UNUM scandal should prompt Supreme Court to change ERISA benefits law to require de novo review of administrators’ decisions

After examining the UNUM/Provident scandal involving denials of meritorious disability claims, John Langbein concludes that, in Firestone Tire & Rubber Co. v. Bruch, 489 U.S. 101 (1989) , the U.S. Supreme Court erred by allowing ERISA plan sponsors to place deferential language in policies in order to restrict judicial review. Langbein suggests that the Supreme Court correct its mistake in order to prevent wrongful denial of legitimate disability claims. Langbein finds that the trust law concepts in ERISA is used in order to restrict the employer’s autonomy over employee benefits plans; thus, the law should not allow an ERISA plan sponsor to alter the standard of judicial review.

When processing a disability claim, insurers look to how impaired or how employable an insured is. The policy defines whether an employee is able to resume employment. There are moral hazard dangers that an insured may falsify his condition to receive the benefits, increasing costs to the insurer.

Most disability plans are governed by ERISA, which preempts state law and does not allow recovery of punitive damages.

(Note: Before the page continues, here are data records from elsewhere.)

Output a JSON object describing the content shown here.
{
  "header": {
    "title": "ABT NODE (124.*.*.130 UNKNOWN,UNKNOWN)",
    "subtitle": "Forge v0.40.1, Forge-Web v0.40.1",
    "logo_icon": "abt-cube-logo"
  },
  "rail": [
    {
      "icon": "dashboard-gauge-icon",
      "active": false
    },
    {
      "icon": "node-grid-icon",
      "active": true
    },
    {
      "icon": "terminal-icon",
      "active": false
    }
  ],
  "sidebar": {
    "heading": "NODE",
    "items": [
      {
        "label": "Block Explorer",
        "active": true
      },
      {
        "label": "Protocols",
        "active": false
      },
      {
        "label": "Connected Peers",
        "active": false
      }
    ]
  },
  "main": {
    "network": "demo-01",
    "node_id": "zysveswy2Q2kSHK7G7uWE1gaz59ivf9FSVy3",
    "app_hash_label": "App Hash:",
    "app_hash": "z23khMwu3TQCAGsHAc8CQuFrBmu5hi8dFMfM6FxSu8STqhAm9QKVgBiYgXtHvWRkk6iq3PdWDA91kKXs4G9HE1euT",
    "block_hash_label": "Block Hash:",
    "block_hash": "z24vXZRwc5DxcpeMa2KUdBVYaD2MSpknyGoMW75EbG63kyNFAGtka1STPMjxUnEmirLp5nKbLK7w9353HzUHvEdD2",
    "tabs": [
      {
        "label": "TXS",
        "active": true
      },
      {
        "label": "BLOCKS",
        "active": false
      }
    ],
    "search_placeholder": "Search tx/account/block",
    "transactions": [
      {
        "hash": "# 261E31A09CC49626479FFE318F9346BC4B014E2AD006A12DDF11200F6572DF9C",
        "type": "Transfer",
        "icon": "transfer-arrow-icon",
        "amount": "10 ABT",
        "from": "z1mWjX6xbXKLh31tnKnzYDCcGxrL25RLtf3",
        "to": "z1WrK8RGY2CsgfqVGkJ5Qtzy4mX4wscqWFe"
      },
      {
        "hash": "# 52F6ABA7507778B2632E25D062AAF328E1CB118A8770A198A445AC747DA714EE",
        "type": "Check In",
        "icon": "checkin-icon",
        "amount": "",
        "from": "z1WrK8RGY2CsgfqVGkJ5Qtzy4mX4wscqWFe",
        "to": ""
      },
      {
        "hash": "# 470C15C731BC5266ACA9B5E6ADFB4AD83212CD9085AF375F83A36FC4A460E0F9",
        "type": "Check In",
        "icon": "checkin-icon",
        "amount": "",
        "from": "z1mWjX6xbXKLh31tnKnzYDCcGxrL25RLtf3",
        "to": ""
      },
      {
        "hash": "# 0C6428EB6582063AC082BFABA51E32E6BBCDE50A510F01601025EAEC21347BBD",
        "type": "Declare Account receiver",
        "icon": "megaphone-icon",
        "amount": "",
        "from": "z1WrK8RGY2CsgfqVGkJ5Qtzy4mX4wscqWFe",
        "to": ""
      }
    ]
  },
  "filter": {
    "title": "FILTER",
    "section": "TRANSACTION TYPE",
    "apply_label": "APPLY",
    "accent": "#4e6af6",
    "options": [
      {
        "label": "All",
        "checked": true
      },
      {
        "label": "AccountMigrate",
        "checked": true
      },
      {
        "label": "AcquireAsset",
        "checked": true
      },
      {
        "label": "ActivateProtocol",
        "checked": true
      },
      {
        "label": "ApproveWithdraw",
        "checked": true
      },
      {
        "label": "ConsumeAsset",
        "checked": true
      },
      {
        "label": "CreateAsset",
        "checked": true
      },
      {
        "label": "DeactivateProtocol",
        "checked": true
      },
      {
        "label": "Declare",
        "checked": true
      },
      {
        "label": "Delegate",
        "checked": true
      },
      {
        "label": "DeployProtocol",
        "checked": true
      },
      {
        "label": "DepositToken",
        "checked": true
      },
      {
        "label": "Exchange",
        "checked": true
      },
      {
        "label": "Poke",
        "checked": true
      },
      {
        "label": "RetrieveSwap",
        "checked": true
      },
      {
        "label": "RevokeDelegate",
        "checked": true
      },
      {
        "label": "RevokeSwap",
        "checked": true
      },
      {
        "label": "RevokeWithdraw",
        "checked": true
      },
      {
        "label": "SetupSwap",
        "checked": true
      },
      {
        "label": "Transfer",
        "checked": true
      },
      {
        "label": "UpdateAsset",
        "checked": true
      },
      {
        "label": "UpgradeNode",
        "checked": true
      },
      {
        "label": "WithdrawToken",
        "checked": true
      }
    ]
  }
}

In Bruch, the Supreme Court found that the default standard of review for ERISA cases is a de novo standard of review. However, the Court found that an ERISA plan drafter could insert a term that required courts to give deference to the plan administrator’s decision. Finally, the Court noted that where there was a conflict of interest, such a conflict must also be weighed.

Beginning in the 1990s, Unum/Provident Corp. employed cost-containment measures that were eventually investigated by news programs. The measures involved pressuring claims-processing employees to deny valid claims. In the news programs, Unum employees revealed that the claims that were most often denied were those involving illnesses such as chronic pain, migraines or Parkinson’s because they were not discoverable by X-rays or MRIs.

Further, many employees who did not comply with Unum’s practices brought wrongful dismissal suits. For example, Dr. Patrick McSharry, a Unum staff physician, claimed that Unum forced him to review so many claims that he could not analyze them properly and instructed him to use language that would support denials. Unum also did not allow McSharry to request further information about an insured or suggest additional tests.

Many state insurance commissions began to investigate Unum’s practices. The investigations revealed that Unum engaged in a systematic irregularities in obtaining and evaluating medical evidence of a disability. Unum agreed to pay $15 million in fines to a group of several states, reopen several years’ worth of denied claims, and make changes in its claims review process. Unum settled separately with the California Department of Insurance for $8 million.

Many federal courts have noted Unum’s claims denial practices, even opining that Unum’s practices were almost fraudulent. Such courts have found that Unum’s pattern of aggressive claims denial was made in bad faith. In one non-ERISA case against Unum for bad faith claims denial, a jury awarded the plaintiff $5 million in punitive damages.

Discovery in various proceedings against Unum revealed that a Unum executive wrote a memorandum exulting the enormous advantages of ERISA, namely the deferential standard of review allowed under Bruch. The memorandum also cited the advantages of preemption of state law, no jury trials, no compensatory or punitive damages under ERISA.

The author suggests that the Supreme Court erred by allowing plan drafters to defeat the de novo standard of review in ERISA-governed benefits cases, noting that the trust law upon which the Court relied was unsound because ERISA was created to regulate and limit private autonomy, not to increase autonomy as in trust law. The author suggests that the Court correct its mistake in Bruch by adopting a burden-shifting rule that would require the fiduciary to prove that its interpretation of a plan was not prompted by self-interest.